1 In accordance with the
requirements of 29 CFR Part 24, the
complaint was first investigated by the Wage and Hour Division,
U.S. Department of Labor, which directed KG&E to reinstate
complainant and to take other remedial action. Subsequently,
at KG&E's request, the case was referred for a de novo formal
hearing on the record.
2 The presence of the security
guards was to assist in carrying
out complainant's discharge.
3[Editor's Note: In the slip op.,
this footnote is numbered "4"] KG&E also suggests that complainant has failed to
establish
a prima facie case because he did not prove that he was treated
less favorably than other employees. Complainants are not
required to prove that similarly situated individuals are
treated differently. DeFord v. TVA, 700 F.2d 231 (6th Cir.
1983). Nevertheless, he record establishes that another
employee, who was unable to substantiate graduation from high
school, which is an employment requirement, was not discharged
but allowed to take the high school equivalency test.
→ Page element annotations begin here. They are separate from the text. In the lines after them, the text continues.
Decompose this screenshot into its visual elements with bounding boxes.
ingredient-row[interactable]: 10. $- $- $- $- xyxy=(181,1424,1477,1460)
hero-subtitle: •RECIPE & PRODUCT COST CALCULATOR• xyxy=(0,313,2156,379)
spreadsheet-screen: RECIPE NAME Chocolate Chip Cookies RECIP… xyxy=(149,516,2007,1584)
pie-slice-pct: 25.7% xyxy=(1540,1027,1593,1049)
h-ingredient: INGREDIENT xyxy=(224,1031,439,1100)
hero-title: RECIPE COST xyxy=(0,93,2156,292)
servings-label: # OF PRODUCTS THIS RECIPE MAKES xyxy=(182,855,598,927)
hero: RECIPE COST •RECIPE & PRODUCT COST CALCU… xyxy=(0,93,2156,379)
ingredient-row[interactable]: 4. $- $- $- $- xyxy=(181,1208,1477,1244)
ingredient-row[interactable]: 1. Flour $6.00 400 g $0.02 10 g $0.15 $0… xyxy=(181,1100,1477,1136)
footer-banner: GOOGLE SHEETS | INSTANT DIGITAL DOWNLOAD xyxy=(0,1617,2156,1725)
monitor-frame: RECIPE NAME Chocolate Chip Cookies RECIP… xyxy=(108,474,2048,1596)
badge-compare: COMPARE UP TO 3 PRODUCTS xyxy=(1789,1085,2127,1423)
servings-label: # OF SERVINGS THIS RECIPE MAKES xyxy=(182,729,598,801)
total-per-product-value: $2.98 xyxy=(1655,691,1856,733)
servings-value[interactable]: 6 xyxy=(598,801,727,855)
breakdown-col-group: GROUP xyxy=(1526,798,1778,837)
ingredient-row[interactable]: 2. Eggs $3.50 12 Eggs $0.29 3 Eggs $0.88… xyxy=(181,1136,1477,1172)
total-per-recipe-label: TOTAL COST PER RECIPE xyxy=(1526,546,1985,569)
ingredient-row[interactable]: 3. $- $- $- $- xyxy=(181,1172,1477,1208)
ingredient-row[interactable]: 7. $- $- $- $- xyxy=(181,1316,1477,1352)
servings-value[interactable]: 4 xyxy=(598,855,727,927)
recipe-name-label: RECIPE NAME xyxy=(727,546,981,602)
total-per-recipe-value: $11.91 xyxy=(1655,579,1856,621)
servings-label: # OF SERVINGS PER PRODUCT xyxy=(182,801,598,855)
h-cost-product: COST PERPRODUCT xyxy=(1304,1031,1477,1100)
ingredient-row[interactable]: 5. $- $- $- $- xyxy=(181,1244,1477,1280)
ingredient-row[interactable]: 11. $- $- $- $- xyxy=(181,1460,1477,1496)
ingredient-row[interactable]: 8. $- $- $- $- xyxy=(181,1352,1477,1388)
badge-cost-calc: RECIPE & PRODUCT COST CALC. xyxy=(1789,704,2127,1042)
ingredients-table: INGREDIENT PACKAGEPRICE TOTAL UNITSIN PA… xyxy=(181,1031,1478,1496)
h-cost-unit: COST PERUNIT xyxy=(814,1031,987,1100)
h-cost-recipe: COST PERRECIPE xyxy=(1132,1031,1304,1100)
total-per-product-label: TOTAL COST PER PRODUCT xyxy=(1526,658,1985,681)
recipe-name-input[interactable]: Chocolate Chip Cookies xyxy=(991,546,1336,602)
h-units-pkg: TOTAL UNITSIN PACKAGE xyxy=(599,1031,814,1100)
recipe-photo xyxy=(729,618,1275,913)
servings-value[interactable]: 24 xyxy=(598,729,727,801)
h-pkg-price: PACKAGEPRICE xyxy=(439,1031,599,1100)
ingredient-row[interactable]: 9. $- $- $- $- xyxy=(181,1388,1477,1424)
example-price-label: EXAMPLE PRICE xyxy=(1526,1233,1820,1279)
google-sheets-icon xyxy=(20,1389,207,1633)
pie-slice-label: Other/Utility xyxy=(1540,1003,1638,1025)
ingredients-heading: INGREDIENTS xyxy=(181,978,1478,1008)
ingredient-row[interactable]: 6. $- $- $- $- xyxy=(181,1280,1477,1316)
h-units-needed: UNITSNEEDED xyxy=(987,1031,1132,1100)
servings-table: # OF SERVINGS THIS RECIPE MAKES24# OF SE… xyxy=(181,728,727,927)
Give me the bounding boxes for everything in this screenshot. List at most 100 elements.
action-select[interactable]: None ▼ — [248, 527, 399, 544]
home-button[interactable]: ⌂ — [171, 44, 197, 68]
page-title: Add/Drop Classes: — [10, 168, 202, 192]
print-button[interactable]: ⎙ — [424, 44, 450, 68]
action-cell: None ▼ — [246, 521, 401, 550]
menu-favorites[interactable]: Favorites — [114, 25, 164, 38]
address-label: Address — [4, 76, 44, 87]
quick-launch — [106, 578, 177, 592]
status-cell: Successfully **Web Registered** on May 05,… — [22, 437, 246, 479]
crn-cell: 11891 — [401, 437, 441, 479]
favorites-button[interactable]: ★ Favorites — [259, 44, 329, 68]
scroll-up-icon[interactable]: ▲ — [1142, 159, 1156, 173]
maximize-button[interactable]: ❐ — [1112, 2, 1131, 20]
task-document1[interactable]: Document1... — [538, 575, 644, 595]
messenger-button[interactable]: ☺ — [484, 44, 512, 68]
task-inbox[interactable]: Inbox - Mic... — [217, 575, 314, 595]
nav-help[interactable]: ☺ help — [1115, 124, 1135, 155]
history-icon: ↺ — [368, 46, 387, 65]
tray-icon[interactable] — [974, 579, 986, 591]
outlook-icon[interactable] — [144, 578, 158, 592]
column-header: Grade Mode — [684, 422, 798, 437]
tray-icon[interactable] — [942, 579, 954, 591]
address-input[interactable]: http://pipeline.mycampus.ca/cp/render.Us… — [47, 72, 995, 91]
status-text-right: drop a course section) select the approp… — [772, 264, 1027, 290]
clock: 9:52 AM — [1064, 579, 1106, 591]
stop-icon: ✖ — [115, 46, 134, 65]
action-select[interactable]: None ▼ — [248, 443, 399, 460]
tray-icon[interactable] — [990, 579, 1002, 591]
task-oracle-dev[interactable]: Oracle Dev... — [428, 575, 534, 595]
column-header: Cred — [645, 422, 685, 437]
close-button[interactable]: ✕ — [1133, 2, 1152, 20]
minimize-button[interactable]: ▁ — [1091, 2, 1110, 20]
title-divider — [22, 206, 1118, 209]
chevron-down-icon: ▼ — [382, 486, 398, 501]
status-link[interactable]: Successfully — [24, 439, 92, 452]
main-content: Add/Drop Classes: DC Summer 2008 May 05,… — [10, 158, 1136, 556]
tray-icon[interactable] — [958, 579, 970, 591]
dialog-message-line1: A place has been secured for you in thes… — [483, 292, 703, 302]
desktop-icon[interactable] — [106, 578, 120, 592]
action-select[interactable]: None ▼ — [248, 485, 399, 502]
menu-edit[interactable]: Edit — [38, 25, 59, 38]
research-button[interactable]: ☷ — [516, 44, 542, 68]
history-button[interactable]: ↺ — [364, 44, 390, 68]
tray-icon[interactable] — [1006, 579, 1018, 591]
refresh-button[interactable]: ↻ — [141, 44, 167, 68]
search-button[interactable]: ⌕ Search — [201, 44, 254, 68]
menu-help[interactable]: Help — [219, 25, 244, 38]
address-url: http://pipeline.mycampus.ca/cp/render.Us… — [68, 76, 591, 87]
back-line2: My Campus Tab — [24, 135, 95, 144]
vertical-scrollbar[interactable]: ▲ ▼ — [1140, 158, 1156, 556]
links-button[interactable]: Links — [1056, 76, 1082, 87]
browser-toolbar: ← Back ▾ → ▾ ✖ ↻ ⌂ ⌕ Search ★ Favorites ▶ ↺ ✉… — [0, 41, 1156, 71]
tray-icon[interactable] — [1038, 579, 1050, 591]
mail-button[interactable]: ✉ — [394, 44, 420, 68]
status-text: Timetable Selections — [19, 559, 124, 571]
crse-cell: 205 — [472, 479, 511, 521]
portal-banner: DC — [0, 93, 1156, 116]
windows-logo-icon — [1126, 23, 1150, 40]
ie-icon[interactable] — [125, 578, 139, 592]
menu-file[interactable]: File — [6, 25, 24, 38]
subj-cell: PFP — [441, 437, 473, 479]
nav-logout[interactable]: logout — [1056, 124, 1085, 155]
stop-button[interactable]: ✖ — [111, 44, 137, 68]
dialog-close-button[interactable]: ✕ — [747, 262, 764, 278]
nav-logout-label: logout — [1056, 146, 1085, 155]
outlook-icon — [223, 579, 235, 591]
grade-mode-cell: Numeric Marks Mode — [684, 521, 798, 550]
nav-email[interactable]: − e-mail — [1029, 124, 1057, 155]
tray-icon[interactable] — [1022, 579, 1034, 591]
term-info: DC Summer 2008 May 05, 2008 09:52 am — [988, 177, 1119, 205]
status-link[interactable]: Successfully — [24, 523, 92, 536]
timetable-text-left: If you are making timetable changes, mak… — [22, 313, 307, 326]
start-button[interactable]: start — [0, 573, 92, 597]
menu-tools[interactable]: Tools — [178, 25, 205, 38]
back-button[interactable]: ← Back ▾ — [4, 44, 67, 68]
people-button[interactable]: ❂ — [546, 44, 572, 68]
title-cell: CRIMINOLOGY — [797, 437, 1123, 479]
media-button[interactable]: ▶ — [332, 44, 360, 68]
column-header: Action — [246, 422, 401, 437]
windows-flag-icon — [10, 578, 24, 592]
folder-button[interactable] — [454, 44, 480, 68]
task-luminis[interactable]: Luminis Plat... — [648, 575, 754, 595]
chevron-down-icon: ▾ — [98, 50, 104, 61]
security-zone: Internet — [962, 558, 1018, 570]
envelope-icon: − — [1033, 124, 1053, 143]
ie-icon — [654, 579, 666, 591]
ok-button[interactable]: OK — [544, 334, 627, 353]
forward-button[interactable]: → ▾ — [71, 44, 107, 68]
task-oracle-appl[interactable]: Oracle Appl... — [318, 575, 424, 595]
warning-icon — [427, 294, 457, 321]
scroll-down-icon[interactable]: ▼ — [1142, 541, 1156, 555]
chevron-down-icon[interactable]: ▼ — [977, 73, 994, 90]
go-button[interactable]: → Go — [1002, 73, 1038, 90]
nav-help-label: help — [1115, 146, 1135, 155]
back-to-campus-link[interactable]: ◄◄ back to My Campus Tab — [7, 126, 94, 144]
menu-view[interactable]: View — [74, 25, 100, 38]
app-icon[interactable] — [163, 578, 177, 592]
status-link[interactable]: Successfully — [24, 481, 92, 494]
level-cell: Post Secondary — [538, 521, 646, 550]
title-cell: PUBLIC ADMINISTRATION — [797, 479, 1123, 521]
4 [Editor's Note: In the slip op.,
this footnote is numbered "5"] The
administrative law judge found that complainants "[e]mployment
at Daniel's fell outside the purview of the background
investigation which is normally limited to the previous five
years." D&O, p. 11, fn. 2). The record evidence clearly
established the period of complainant's employment at Daniels
as between November 1978 to January 1979. The five year period
thus would not have elapsed until January of 1984, seven months
after complainant filled out the personal history form. Employment
at Daniel's was, therefore, within the "previous five
years. However, the importance of the Daniel's employment
is not when it occured but that complainant could and did
eventually provide the necessary verification and that KG&E
did not wait for and did not accent the verifying documentation.
The administrative law judge also found that the discharge
action "was taken contrary to Respondent's progressive
disciplinary policies " (D&O, p. 15). The only record evidence as
to KG&E's disciplinary policies is found in the testimony of
Rudolph, who responded affirmatively to the judge's question
as to whether KG&E follows a system of progressive discipline.
Rudolph did not give any details as to the requirements of
the KG&E system but merely indicated that he did not agree
with the judge's statement that a verbal reprimand was of
lesser degree than a written reprimand. Proof that KG&E did
not follow its disciplinary policies in terminating complainant
is not a requirement for a finding of pretext, since termination
can be illegally motivated even where the employer follows
to the letter his established disciplinary system.